I was impressed by the almost Christ-like sacrifice represented by the career of Felipe Carrillo Puerto, the only governor of the state of Merida to learn, and speak, the Mayan language. He who, while still a young man, had been imprisoned for encouraging the native Mayans to break down fences erected by rapacious land-owners; fences that prevented the peasants from accessing their ancestral lands. He who, in 1922 at the age of 47, was elected overwhelmingly as governor of the state.
Carrillo Puerto proclaimed the "first socialist government in the Americas". During his 20 months as governor he initiated land reform, confiscating large estates and returning land to the native Maya. He promoted new farming techniques, granted women political rights, began family planning programs, fought against alcoholism, and fought for the conservation and restoration of pre-Columbian Mayan archaeological sites. In the first year of his administration, 417 public schools were opened; and he founded the Universidad Nacional del Sureste.
In early 1924 he, with 3 of his brothers and eight of his friends, was lined up and shot by political enemies.
My friend was trying to remember a love song said to have been written for Carillio Puerte when he fell in love with a young woman visitor from the United States. In 1922, the 33-year-old American journalist Alma Reed (whose marriage to Reed had been annulled) was invited to Mexico by President Álvaro Obregón as an honoured guest. In February 1923, her party was welcomed to Yucatan by the strikingly handsome governor; described in her autobiography as "a man of exceptional magnetism and rare physical beauty. He was attired in a crisp white linen suit and, in his over six-foot height, towered head and shoulders above the assistants and petitioners who crowded around him". To a colleague who asked how she found him, she replied unhesitatingly «He's my idea of a Greek God!» The attraction seems to have been mutual. At the end of the year, Reed returned to the States to prepare for marriage, never to see Carrillo Puerto again.
The song addresses her as "La Peregrina” ('The Pilgrim'), by which name she is now immortalised.
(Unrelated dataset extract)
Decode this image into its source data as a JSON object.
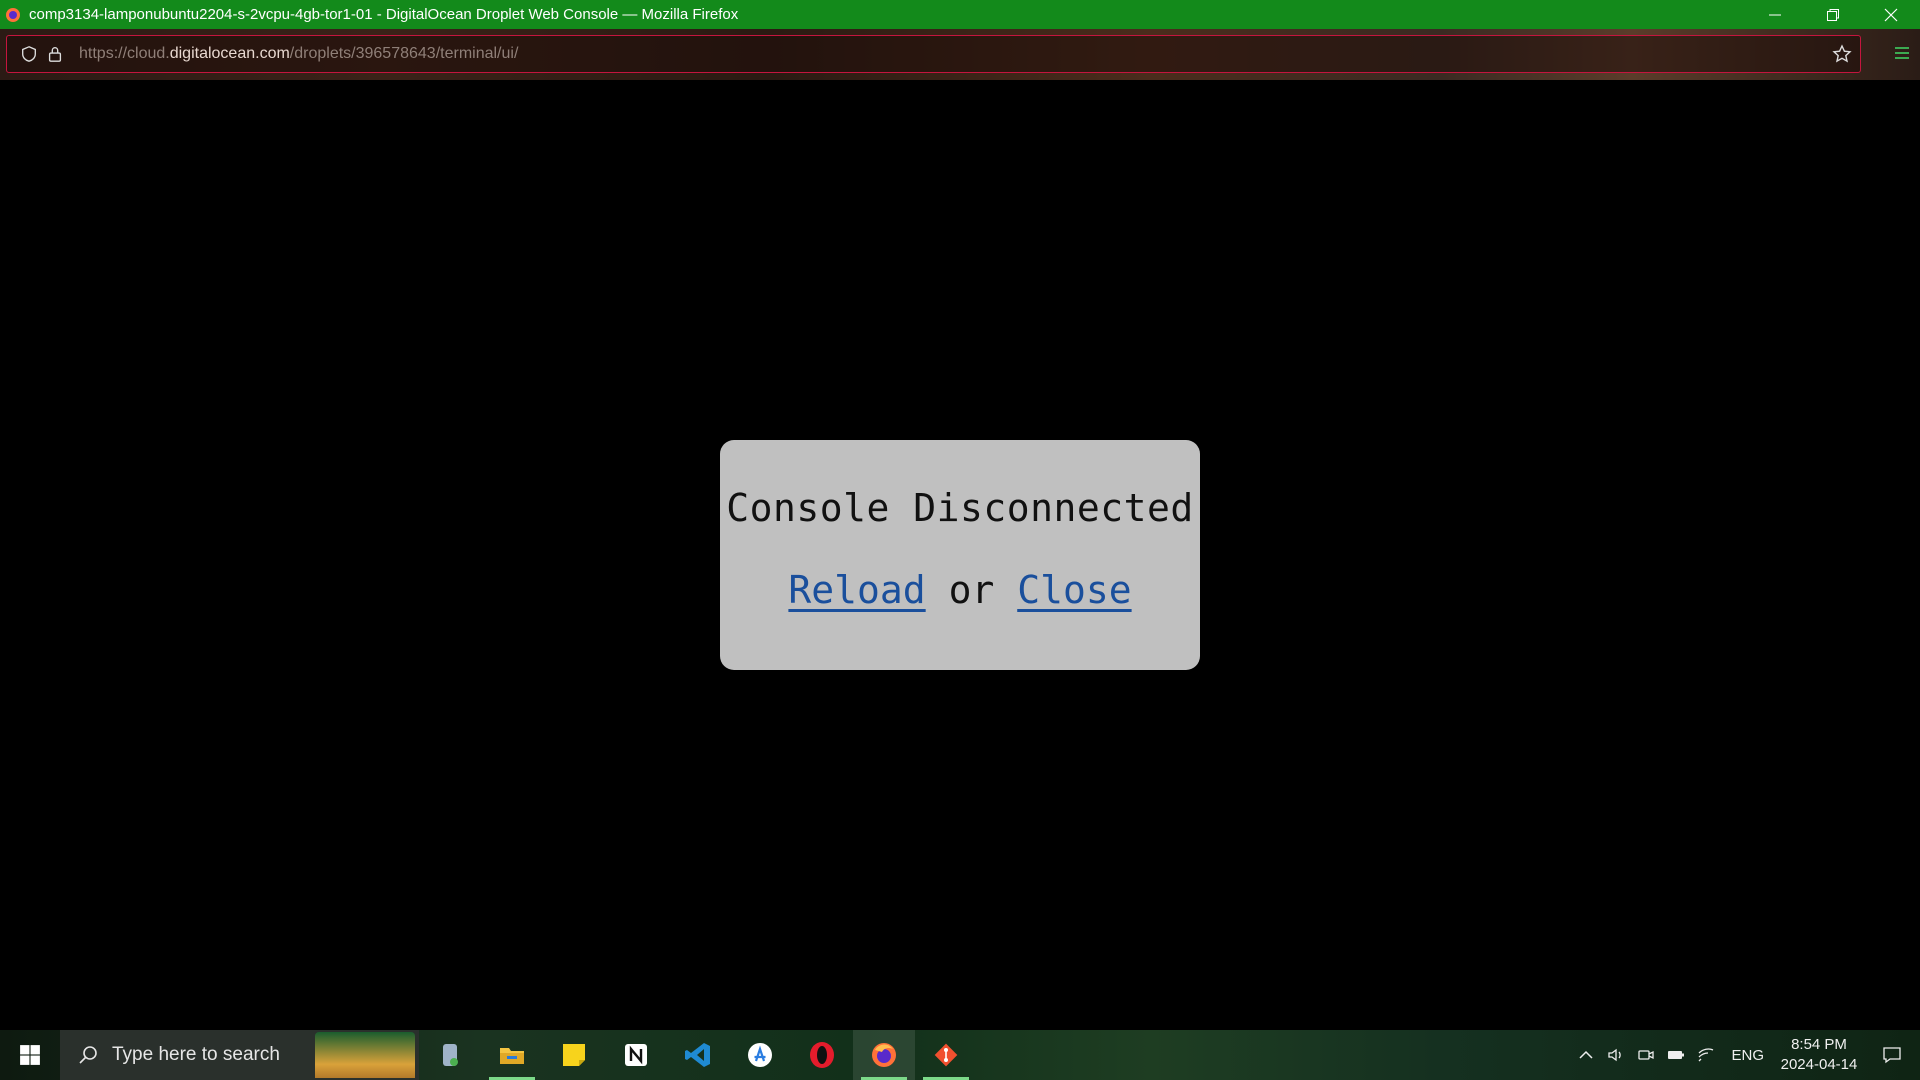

Composed, in the 4 verse Trova style, by Ricardo Palmerín (a Yucateco composer), to words by Luis Rosado Vega (a Yucateco poet); though not a great song, it was known by all and sung by many, even to this day.
On Friday, at 7pm, we returned to the little plaza where, the previous night, we had heard the singing and dancing of La Serenata. No audience now, but three microphones on the stage; and one elderly guitarist in a severe black suit, like an undertaker's, who confessed to knowing the 100-year-old song. He said if we returned at 8pm he and his colleagues would open their ‘spot’ with “La Peregrina”.
When we returned at 8, it turned out the owner of the bar had changed his mind and was going to ask a younger group to play. We were disappointed, as of course were the musicians. After a word with his colleagues, who had appeared from nowhere, they agreed to play the song, just for us. They lined up; leader in the middle, lead-guitarist on our right, he with the big fat acoustic bass guitar on our left. And they sang the song; just for us. My friend gave the leader 200 pesos, though that hardly reflected our joy at hearing the song, acoustically, from three guitars and three singers who, between them would be carrying at least two hundred years of memories and tradition.
There was a suggestion that the Gringo journalist was a US spy. But I think it would be wrong to doubt the honesty and good faith of Alma Reed; she spent many subsequent years in Mexico, and was a great supporter of the politically motivated muralist painter, Orozco.
After hearing ‘our love song’ sung so beautifully and authentically, just for us, we made our short way back, past the patient horses and their gaily decorated fiacres, to our hotel. Long after midnight I could still hear the repetitive thumping and out-of-tune wailing from the youngsters and their loudspeakers in our little plaza.
Perhaps we should call in on the restaurant tomorrow and tell the owner how delighted we were to hear the ‘old school’ musicians singing a true Yucateca song without amplification in the square on Friday night.
PEREGRINA
(Ricardo Palmerín/Luis Rosado Vega)
Peregrina de ojos claros y divinos
y mejillas encendidas de arrebol,
mujercita de los labios purpurinos
y radiante cabellera como el sol.
Peregrina que dejaste tus lugares,
los abetos y la nieve y la nieve virginal
y veniste a refugiarte en mis palmares
bajo el cielo de mi tierra, de mi tierra tropical.
Las canoras avecillas de mis prados,
por cantarte dan sus trinos si te ven
y las flores de nectarios perfumados,
te acarician en los labios, en los labios y en la sien.
Cuando dejes mis palmeras y mi tierra,
Peregrina del semblante encantador:
No te olvides, no te olvides de mi tierra,
no te olvides, no te olvides de mi amor.